I’m also not trying to let anyone, including myself, off the hook. It’s up to us not only to remove certain things from our attention time but to replace those things with what really deserves our attention. To intentionally choose one thing over another, for where your attention is, there your time will be also.

The need for this in my own life started to become clear to me over my Fridays the past few weeks. Friday for me is most people’s Saturday, as my work week is generally Sunday-Thursday. My plans would never really pan out the way I hoped. I would intend to rest and recover from the work week by starting my day with a cup of coffee and some time in the Word, doing a few chores around the house, maybe visiting the library, watching an episode of whatever show I’m in, then reading the day away. But what ends up happening is maybe I’ll throw a load of laundry in, then I turn on a show and scroll through reels for an embarrassing amount of time. By the end of the day, rather than feeling rested I would feel anxious and overwhelmed. 

Maybe you don’t relate to that feeling or any of what I’ve said so far, for that matter.

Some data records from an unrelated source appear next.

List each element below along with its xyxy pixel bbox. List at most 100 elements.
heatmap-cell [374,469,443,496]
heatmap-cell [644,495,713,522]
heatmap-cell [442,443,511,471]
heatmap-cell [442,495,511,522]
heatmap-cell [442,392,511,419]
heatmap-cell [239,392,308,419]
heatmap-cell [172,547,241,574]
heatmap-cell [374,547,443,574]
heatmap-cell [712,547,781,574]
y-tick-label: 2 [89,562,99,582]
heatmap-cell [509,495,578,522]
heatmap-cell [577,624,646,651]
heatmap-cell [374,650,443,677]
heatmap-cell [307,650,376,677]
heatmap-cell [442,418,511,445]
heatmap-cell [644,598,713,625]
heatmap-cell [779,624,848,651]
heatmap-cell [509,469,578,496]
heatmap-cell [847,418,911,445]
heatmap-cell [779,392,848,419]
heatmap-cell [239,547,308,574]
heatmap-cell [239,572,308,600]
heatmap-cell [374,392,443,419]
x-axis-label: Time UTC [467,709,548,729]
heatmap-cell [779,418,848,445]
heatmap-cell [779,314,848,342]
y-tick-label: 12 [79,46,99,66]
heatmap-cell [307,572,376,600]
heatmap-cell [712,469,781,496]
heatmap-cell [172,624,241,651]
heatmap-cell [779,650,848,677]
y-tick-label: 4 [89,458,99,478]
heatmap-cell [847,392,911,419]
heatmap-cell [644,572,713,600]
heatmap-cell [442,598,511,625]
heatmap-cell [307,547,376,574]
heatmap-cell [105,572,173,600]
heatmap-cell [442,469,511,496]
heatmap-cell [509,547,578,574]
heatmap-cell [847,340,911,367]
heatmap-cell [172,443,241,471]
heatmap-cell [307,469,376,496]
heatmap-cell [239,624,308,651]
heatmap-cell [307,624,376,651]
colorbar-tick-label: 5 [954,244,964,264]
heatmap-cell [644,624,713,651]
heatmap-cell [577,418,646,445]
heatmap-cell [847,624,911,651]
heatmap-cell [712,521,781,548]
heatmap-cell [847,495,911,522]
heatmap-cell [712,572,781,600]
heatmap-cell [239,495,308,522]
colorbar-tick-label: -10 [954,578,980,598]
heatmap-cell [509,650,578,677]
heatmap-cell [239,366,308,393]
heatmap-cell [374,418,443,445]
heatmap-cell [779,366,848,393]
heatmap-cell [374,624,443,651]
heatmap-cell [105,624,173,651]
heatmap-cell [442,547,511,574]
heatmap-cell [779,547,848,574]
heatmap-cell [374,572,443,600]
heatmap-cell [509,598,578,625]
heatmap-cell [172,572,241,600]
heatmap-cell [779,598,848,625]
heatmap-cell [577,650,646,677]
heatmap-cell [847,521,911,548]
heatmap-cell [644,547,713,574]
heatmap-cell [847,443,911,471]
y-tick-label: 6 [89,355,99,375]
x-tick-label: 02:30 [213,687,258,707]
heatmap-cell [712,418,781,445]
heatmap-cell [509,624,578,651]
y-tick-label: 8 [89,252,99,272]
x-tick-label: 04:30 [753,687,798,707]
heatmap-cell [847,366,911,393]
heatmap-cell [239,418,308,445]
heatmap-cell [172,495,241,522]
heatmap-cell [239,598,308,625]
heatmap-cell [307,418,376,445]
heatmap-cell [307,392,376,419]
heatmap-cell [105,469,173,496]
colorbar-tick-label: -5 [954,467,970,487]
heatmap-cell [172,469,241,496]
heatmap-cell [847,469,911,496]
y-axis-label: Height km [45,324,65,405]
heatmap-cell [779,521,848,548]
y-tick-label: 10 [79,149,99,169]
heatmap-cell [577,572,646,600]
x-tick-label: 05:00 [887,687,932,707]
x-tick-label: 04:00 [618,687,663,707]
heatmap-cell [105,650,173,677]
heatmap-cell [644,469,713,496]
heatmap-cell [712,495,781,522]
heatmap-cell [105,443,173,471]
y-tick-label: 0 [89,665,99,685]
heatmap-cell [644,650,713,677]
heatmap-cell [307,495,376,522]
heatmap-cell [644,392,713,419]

Maybe the number on your screen time notification is next to nothing and when you look back at the choices you’ve made about where to spend your attention, you stand by each one. If that’s the case, I applaud you and hope you’ll send me an email to tell me exactly how you do it. But if you relate to me, directly or indirectly, you don’t need me to tell you why these choices are important. Like me, you’ve probably had days where the decisions to intentionally spend your attention came easy, and the rest and satisfaction at the end of those days is enough to make it worth it. 

What you give your attention to matters because it can either give life or it can take it. I don’t know what choices you need to make to be intentional with your attention. Will you let me tell you a few ideas I’m choosing myself to see if that sparks anything for you?

  1. Setting time limits on social media/video apps, and letting my wife set the passcode. 
  2. Leaving my phone downstairs at night. 
  3. In moments when I would normally pull out my phone and scroll, disrupting the auto impulse by opening the Bible app instead. 

Your attention is a commodity. How will you use it?